Aujourd'hui, le Paris de 1965 revit sous nos yeux  tout comme celui de 1910 dans les films de Louis Feuillade. La religieuse qui, dans la Rolls corbillard, conduit Christine Delaroche au pied de la tour Eiffel est bien celle de la couverture de " Fantomas " qui fascina les surréalistes.

On en avait pour l'argent de la redevance : mystérieux souterrains dans les lieux publics, assassinats dans les magasins de luminaires, étranges boutiques vers le marché aux puces, vieilles bicoques menaçantes, terrains vagues, séances de spiritisme. bel1.jpg

Le téléfilm de Claude Barma restitue le charme discret de ces lieux qu'il nous arrive encore de visiter dans nos songes.
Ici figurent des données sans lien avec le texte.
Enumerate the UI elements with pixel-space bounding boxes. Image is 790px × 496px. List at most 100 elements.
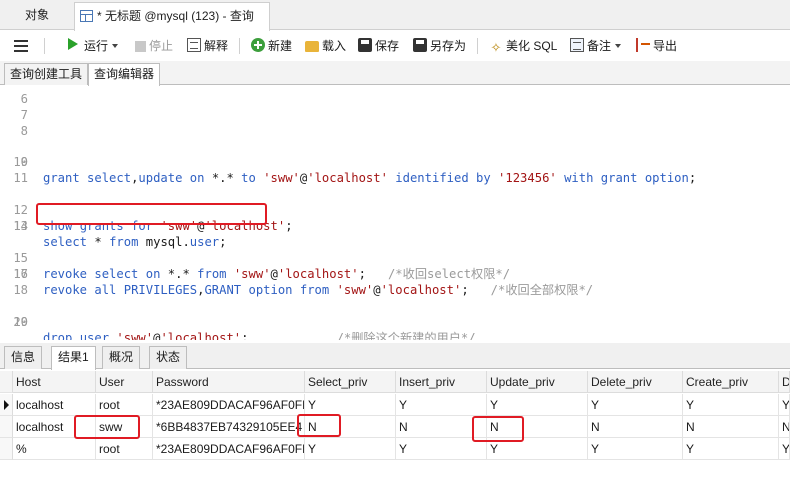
menu-icon[interactable] xyxy=(14,40,28,52)
table-cell[interactable]: Y xyxy=(683,394,779,416)
tab-profile[interactable]: 概况 xyxy=(102,346,141,369)
table-cell[interactable]: Y xyxy=(396,438,487,460)
new-button[interactable]: 新建 xyxy=(251,37,292,55)
new-icon xyxy=(251,38,265,52)
save-as-label: 另存为 xyxy=(430,39,467,53)
magic-wand-icon: ✧ xyxy=(490,40,502,55)
run-label: 运行 xyxy=(84,39,109,53)
column-header[interactable]: Create_priv xyxy=(683,371,779,393)
table-cell[interactable]: Y xyxy=(305,394,396,416)
tab-query-editor[interactable]: 查询编辑器 xyxy=(88,63,161,86)
table-cell[interactable]: Y xyxy=(779,438,790,460)
explain-label: 解释 xyxy=(204,39,229,53)
row-selector[interactable] xyxy=(0,438,13,460)
toolbar: 运行 停止 解释 新建 载入 保存 另存为 ✧ 美化 SQL 备注 导出 xyxy=(0,31,790,61)
beautify-sql-button[interactable]: ✧ 美化 SQL xyxy=(489,37,558,55)
load-button[interactable]: 载入 xyxy=(305,37,346,55)
table-cell[interactable]: N xyxy=(588,416,683,438)
tab-result1[interactable]: 结果1 xyxy=(51,346,96,370)
run-button[interactable]: 运行 xyxy=(68,37,119,55)
column-header[interactable]: D xyxy=(779,371,790,393)
new-label: 新建 xyxy=(268,39,293,53)
toolbar-separator xyxy=(239,38,240,54)
explain-button[interactable]: 解释 xyxy=(187,37,228,55)
stop-label: 停止 xyxy=(149,39,174,53)
code-line-grant: grant select,update on *.* to 'sww'@'loc… xyxy=(43,171,697,185)
line-number: 10 xyxy=(13,155,28,169)
table-cell[interactable]: *23AE809DDACAF96AF0FD xyxy=(153,438,305,460)
result-grid[interactable]: Host User Password Select_priv Insert_pr… xyxy=(0,371,790,496)
table-cell[interactable]: Y xyxy=(305,438,396,460)
play-icon xyxy=(68,38,78,50)
table-cell[interactable]: N xyxy=(487,416,588,438)
table-cell[interactable]: localhost xyxy=(13,416,96,438)
tab-query-builder[interactable]: 查询创建工具 xyxy=(4,63,89,85)
table-cell[interactable]: sww xyxy=(96,416,153,438)
column-header[interactable]: User xyxy=(96,371,153,393)
save-as-icon xyxy=(413,38,427,52)
table-cell[interactable]: N xyxy=(396,416,487,438)
note-icon xyxy=(570,38,584,52)
stop-icon xyxy=(135,41,146,52)
tab-query[interactable]: * 无标题 @mysql (123) - 查询 xyxy=(74,2,270,31)
note-dropdown-icon[interactable] xyxy=(615,44,622,48)
column-header[interactable]: Update_priv xyxy=(487,371,588,393)
export-label: 导出 xyxy=(653,39,678,53)
line-number: 20 xyxy=(13,315,28,329)
table-cell[interactable]: % xyxy=(13,438,96,460)
table-cell[interactable]: Y xyxy=(487,438,588,460)
save-as-button[interactable]: 另存为 xyxy=(413,37,466,55)
save-button[interactable]: 保存 xyxy=(358,37,399,55)
tab-objects[interactable]: 对象 xyxy=(0,2,74,30)
line-number: 6 xyxy=(20,92,28,106)
code-line-revoke-select: revoke select on *.* from 'sww'@'localho… xyxy=(43,267,511,281)
table-cell[interactable]: Y xyxy=(779,394,790,416)
note-label: 备注 xyxy=(587,39,612,53)
beautify-label: 美化 SQL xyxy=(506,39,558,53)
table-cell[interactable]: Y xyxy=(683,438,779,460)
table-cell[interactable]: *6BB4837EB74329105EE4 xyxy=(153,416,305,438)
note-button[interactable]: 备注 xyxy=(570,37,622,55)
table-cell[interactable]: Y xyxy=(396,394,487,416)
save-label: 保存 xyxy=(375,39,400,53)
result-tabs: 信息 结果1 概况 状态 xyxy=(0,343,790,370)
table-cell[interactable]: N xyxy=(779,416,790,438)
column-header[interactable]: Select_priv xyxy=(305,371,396,393)
line-number: 18 xyxy=(13,283,28,297)
table-cell[interactable]: localhost xyxy=(13,394,96,416)
save-icon xyxy=(358,38,372,52)
tab-info[interactable]: 信息 xyxy=(4,346,43,369)
column-header[interactable]: Host xyxy=(13,371,96,393)
stop-button[interactable]: 停止 xyxy=(135,37,173,55)
table-cell[interactable]: root xyxy=(96,438,153,460)
folder-icon xyxy=(305,41,319,52)
toolbar-separator xyxy=(44,38,45,54)
code-line-drop-user: drop user 'sww'@'localhost'; /*删除这个新建的用户… xyxy=(43,331,476,340)
export-button[interactable]: 导出 xyxy=(636,37,677,55)
line-number: 11 xyxy=(13,171,28,185)
table-cell[interactable]: N xyxy=(683,416,779,438)
row-selector[interactable] xyxy=(0,394,13,416)
editor-mode-tabs: 查询创建工具 查询编辑器 xyxy=(0,61,790,86)
table-cell[interactable]: *23AE809DDACAF96AF0FD xyxy=(153,394,305,416)
line-number: 7 xyxy=(20,108,28,122)
table-cell[interactable]: Y xyxy=(487,394,588,416)
column-header[interactable]: Delete_priv xyxy=(588,371,683,393)
table-cell[interactable]: N xyxy=(305,416,396,438)
table-cell[interactable]: Y xyxy=(588,394,683,416)
table-cell[interactable]: root xyxy=(96,394,153,416)
table-cell[interactable]: Y xyxy=(588,438,683,460)
column-header[interactable]: Password xyxy=(153,371,305,393)
tab-query-label: * 无标题 @mysql (123) - 查询 xyxy=(97,9,254,23)
sql-editor[interactable]: 6 7 8 9 grant select,update on *.* to 's… xyxy=(0,86,790,340)
line-number: 8 xyxy=(20,124,28,138)
tab-status[interactable]: 状态 xyxy=(149,346,188,369)
run-dropdown-icon[interactable] xyxy=(112,44,119,48)
load-label: 载入 xyxy=(322,39,347,53)
code-line-show-grants: show grants for 'sww'@'localhost'; xyxy=(43,219,293,233)
current-row-icon xyxy=(4,400,9,410)
row-selector[interactable] xyxy=(0,416,13,438)
code-line-revoke-all: revoke all PRIVILEGES,GRANT option from … xyxy=(43,283,594,297)
column-header[interactable]: Insert_priv xyxy=(396,371,487,393)
query-table-icon xyxy=(80,10,93,22)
On croise de bons flics,issus du peuple et restés au peuple, un amusant gardien surnommé Glouglou, des jeunes filles sérieuses et vertueuses, des étudiants en complet veston, des concierges idiotes et sympathiques. Le trio constitué par la fille, l'étudiant et le commissaire, rappelle celui formé par Mylène Demongeot, Jean Marais, De Funès dans les " Fantomas " d'André Hunnebelle.


Des intrigues ésotériques, on use et abuse encore, le " Da Vinci code " a montré que le métal de Paracelse convoité par Rose Croix et Templiers est un bon filon de l'édition. La nébuleuse a de l'avenir dans un monde cherchant à retrouver repères et boussole. Dans " Belphégor " des malfrats noyautent les initiés. Avant d'être un magnifique Athos dans une adaptation de Dumas,réalisée également par Barma,François Chomette ( de la comédie française, s'il vous plait ! ) incarna l'arrogant Boris Williams, matricide diabolique. Avec Jean Piat, Jean Topart, Georges Descrieres il fait partie des bons souvenirs de ces temps lointains.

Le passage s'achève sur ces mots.